“Like everyone, I have dreams. I dream of having a husband and children, of bringing our children up together and having the same happy family that I was a part of as a child. I dream of a life that most straight people take for granted. I came back to this country with hope – homosexuality was legal, and it looked like progress was being made towards civil unions and equal rights. Now, I know even a life of basic dignity is out of reach.”
“And all this, remember, before the infamous Supreme Court judgement in December 2013. At the time I was dating a boy who was slowly coming to terms with his sexual orientation. I remember him coming to my house and hugging me and crying. He said, “All this while the one thing that had kept me going was that my country told me I’m okay. If the law doesn’t have a problem with it, it has to be correct, right? Now what am I to do? Now even the country tells me it is wrong.” What could I tell him? I felt the same way. I felt that my country had let me down.
The anecdotes could go on and on – friends being beaten up for being gay, being arrested and spending a night in jail just for attending a gay party, committing suicide out of depression.”
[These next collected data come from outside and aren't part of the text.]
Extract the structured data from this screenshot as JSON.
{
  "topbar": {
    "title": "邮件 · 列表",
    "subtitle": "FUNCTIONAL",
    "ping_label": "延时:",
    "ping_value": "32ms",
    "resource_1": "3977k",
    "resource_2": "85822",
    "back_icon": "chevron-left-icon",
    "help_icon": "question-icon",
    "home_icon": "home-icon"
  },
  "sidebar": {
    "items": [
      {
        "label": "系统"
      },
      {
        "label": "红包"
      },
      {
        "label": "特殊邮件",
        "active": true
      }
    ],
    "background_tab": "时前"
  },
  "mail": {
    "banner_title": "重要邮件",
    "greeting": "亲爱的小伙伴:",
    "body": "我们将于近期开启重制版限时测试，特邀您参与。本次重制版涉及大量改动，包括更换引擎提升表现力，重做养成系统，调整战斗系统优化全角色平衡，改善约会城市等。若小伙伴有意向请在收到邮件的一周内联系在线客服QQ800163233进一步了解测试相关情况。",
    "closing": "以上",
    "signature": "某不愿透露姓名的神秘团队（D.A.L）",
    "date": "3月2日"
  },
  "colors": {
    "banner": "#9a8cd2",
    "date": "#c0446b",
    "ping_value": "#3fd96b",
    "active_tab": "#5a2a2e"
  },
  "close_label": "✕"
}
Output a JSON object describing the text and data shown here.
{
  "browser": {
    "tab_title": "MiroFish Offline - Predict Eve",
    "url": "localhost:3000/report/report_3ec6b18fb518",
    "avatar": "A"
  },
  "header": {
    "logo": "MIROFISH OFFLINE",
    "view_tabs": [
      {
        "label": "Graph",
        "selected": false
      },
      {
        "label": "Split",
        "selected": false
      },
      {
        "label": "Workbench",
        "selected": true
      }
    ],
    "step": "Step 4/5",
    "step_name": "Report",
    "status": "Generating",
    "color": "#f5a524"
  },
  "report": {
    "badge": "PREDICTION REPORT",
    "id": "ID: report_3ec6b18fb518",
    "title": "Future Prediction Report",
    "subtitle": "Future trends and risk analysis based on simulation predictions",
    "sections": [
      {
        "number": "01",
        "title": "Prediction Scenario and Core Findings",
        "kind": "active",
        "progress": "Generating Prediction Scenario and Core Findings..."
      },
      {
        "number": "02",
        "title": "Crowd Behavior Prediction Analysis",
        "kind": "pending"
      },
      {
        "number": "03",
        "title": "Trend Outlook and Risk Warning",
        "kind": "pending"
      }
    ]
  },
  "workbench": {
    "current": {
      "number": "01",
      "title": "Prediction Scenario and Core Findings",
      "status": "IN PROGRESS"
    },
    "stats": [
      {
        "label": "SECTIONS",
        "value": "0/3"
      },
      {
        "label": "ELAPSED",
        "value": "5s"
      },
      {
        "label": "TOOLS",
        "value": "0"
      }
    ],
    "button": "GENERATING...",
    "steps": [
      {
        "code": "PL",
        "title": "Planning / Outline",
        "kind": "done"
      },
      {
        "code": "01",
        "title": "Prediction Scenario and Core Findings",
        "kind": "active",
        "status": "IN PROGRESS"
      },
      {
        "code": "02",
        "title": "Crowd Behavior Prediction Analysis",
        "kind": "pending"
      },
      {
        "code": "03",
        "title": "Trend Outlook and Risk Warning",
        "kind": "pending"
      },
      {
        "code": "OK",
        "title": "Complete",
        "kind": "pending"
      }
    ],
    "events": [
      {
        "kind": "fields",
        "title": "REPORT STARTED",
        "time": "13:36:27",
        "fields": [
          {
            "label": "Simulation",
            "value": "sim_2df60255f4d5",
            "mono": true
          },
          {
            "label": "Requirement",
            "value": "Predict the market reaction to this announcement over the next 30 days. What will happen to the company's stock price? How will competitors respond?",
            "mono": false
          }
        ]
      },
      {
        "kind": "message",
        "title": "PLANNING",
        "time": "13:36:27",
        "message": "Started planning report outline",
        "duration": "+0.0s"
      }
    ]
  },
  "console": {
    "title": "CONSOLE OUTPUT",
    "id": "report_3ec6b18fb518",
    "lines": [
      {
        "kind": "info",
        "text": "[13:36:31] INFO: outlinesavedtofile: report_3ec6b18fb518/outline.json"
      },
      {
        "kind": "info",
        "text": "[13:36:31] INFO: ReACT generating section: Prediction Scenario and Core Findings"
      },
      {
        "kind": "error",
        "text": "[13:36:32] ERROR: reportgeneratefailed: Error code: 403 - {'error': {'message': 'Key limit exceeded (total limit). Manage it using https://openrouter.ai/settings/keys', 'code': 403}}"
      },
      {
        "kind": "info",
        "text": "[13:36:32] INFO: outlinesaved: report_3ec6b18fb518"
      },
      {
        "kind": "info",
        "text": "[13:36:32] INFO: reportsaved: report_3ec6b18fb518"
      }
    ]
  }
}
If someone like me, who is so privileged that his family always accepted him for what he is, who has first class degrees from the best universities in India and abroad, who has made enough money to insulate himself from the hate and bigotry, if someone like ME cannot live a life of dignity in this society, then what about those who aren’t as privileged as me? What about the next generation of young gay children growing up in a homophobic country, constantly being told that there is something wrong with them? What about those young gay men who are tortured and forced into marriage by their families? As a country, do we not want to provide all our citizens a life of dignity?
Saatvik is a Bollywood actor who sent out a powerful message to India’s gay community by coming out publicly and inspiring others to do the same and fight homophobia.